A nouveau, on repart d'un sommet de violence avec Jack the Ripper, menée de main (de fer) de maître.4 Et on se surprend à découvrir ce groupe, ancien, rodé, déroulant ces titres avec une fougue et une énergie et une bonhomie (j'ose le terme) attendrissante. Pro, mais humains. Sauf le grand maître de cérémonie, pénétré, qui aimante le regard. Il y a là un déséquilibre aussi fascinant que frappant, ant, derrière lui, le groupe semble s'amuser tandis que lui prend les choses au sérieux.... Sauf que... sauf qu'il est un moment ou tous doivent s'amuser, et ce sera Deanna. On connaît tous ce titre, ce n'est pas lui le pic de la carrière des Bad Seeds, c'est, mais il est impossible de bouder son plaisir, surtout sur une version live aussi entraînante5.

 

Maintenant on s'en doute, il est temps de rebaisser le ton d'un cran, et le patron de s'installer au piano (dont on découvre l'existence à ce moment à vu qu'il n'avait pas servi jusqu'à présent!). C'est le moment souffrance. Your Funeral, my Trial, puis... Love Letter. Love Letter, Love Letter...

Paradoxalement, ce sera le moment « bas » de cette session (enfin à mes yeux), ce qui est surtout le preuve (sinon de mon manque de goût diront certains) du côté relevé de ce menu best of. Qui doit bien évidement s'achever en feu d'artifice...

 

I begin to warm and chill... To objects and their field....

 

Évidement. En plus la gonzesse derrière moi arrêtera enfin de gueuler « The Mercy Seat » à la fin de chaque morceau. Sauf que. Insatisfait par le démarrage, le groupe reprend le morceau, à l'instigation de son chanteur, depuis le début. Pour finir en apothéose, avec cette coda démente qu'on connaît tous (si vous ne connaissez pas, vous devriez).

 

Essoufflé, ravi, fasciné, même pas vraiment capable de râler que j'ai pas entendu telle chansons tellement je suis ravi et convaincu, j'attends. J'attends le retour, le rappel. Qui bien évidement viendra. Dum dududum... tou doudoudoum. Voilà. La conclusion. La folie, le sang, la sueur, le foutre, les larmes et le Diable : Stagger Lee. On ne saurait rêver meilleure conclusion. Les lumières se rallument pour nous indiquer la sortie, on a pas envie, mais bon.

 

Je sais, je ne suis pas à la hauteur pour résumer ce concert qui aura su me donner la chair de poule comme peu y sont parvenus auparavant... J'en suis désolé. Mais j'ai vu l'Apocalypse, et c'était beau.

 

Il est temps pour certain d'aller chercher les enfants, pour d'autres de rentrer... Et d'aller se coucher, en glissant dans le radio-réveil « The Lyre of Orpheus »...

 

O Children... Rejoice. Rejoice.

 


 

 

 

Setlist : Je vous ai détaillé tous les titres, donc c'est pas la peine non plus....

 

 

1 Oui, c'est décidé, vu les échos que j'ai eus de mon compte rendu de Rock en Seine, j'ai désormais décider de détailler toutes mes boissons dans les compte-rendus de concert. Rassurez-vous, je varierai les breuvages, et c'était mon seul verre de la soirée.

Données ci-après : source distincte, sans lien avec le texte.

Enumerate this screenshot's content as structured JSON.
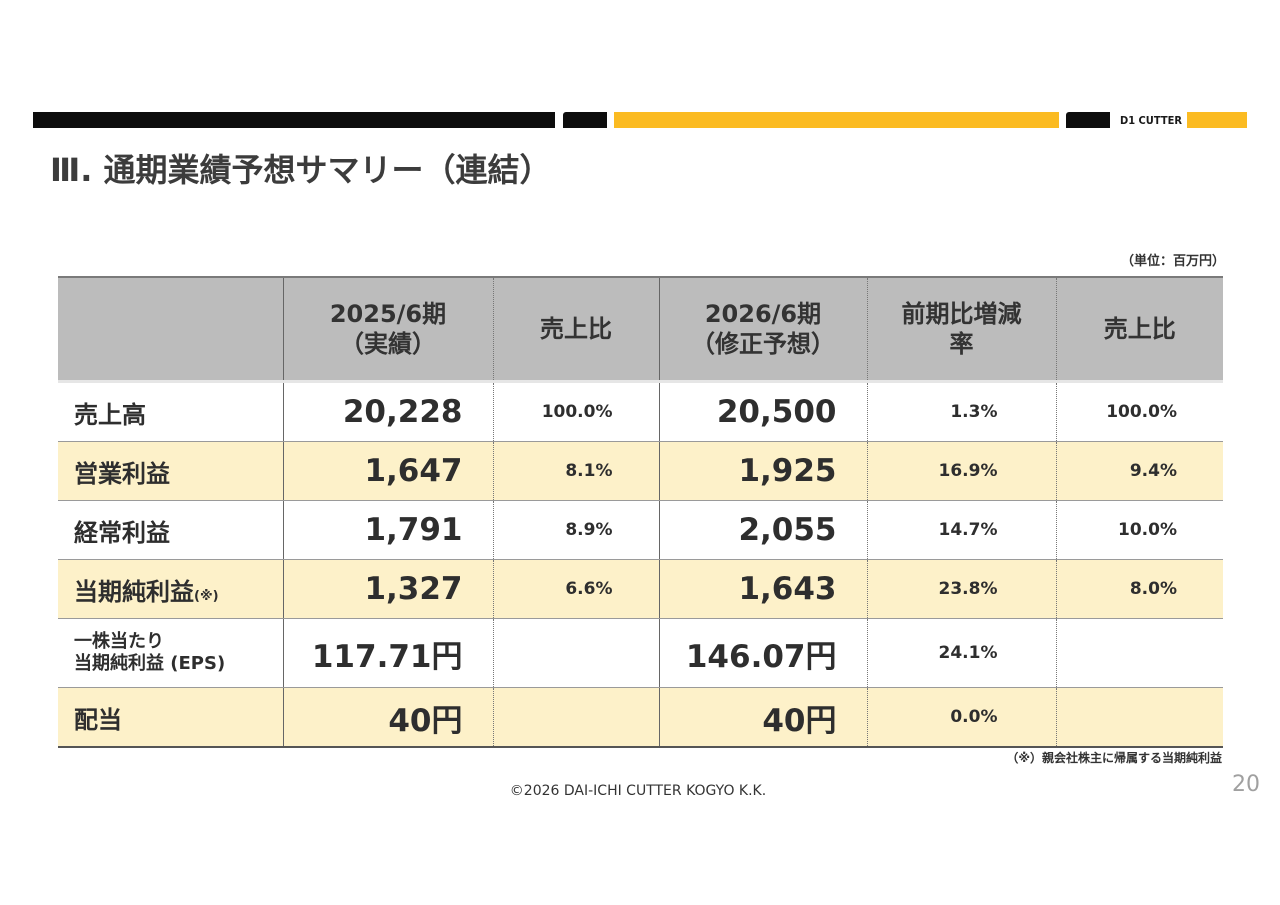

2 Je sais, ça ne peut faire (sou)rire que les cavistes nerds, et encore.

3 Cette chanson m'a bizarrement touché, en ce sens que j'y associe plein de trucs, eut égard à son truc, qui ne sont pas dedans. D'une part le blues du but atteint sans but vers lequel aller après – comme ont du le ressentir les physicien qui cherchaient à prouver l'existence dudit boson... Et se sont fait doubler. D'autre part, le fait que j'en ai appris la découverte via un texto qu'on m'a envoyé alors que j'étais en route pour un enterrement. Dieu que c'est triste un boson en Juillet.

4 On signalera que cette chanson fut présentée par le Caveman himself de la façon suivante : Vous savez, dans la vie à un moment ou à un autre, on atteint un pic, et à partir de là, tout ne fait que chuter … Blaaaah... Cette chanson est mon pic personnel ».

5 D'ailleurs, c'est peut-être la fréquentation trop assidue des concerts garage de Montreuil, mais j'avais bien l'impression d'être le seul en train de twister sur Deanna. Les gens ne savent plus s'amuser.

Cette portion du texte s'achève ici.